Department of Statistics Seminar
North Carolina State University

presents

Daniella Witten

Department of Biostatistics  

FROM University of Washington

The cluster graphical lasso for improved estimation of Gaussian
 graphical models

Abstract

 We consider the task of  estimating a Gaussian graphical model in the  high-dimensional setting.  
The graphical lasso, which involves  maximizing the Gaussian log likelihood subject to an  $\ell_1$  penalty, is a well-studied approach for this task. We begin by introducing a surprising connection between the graphical lasso and hierarchical clustering: the graphical lasso in effect performs a two-step procedure, in which (1) single linkage hierarchical clustering is performed on the variables in order to identify connected components, and then (2) an $\ell_1$-penalized log likelihood is maximized on the subset of variables within each connected component.
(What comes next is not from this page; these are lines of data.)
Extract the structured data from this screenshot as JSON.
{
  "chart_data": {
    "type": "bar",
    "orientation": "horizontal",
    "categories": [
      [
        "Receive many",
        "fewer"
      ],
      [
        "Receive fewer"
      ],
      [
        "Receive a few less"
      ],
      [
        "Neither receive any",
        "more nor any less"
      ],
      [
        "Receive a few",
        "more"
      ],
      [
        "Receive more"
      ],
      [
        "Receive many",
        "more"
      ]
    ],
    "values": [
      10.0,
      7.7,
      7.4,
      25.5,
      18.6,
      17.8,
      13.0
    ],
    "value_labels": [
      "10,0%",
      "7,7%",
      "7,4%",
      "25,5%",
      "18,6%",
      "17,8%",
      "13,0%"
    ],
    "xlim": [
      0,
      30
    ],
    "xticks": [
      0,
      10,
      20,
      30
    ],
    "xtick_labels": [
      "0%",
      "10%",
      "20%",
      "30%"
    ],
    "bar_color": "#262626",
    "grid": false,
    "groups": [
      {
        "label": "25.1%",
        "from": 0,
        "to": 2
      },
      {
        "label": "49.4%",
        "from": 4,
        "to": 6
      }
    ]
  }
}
In other words, the graphical lasso determines the connected components of the estimated network  via single linkage clustering. Unfortunately, single linkage clustering is known to perform poorly in certain settings. Therefore, we propose the cluster graphical lasso, which involves clustering the features using an alternative to single linkage clustering,  and then performing the graphical lasso on the subset of variables within each cluster.  We establish  model selection consistency for this technique, and demonstrate its improved performance relative to the graphical lasso in a simulation study, as well as in applications to an equities data set and a university webpage data set.

This is joint work with Kean Ming Tan and Ali Shojaie.

Friday, 22 February
3:00pm - 4:00pm
2203 SAS Hall

Refreshments will be served in the 5th floor commons at 2:30pm.
NOTE: No food or drink is allowed in any of the classrooms in SAS Hall.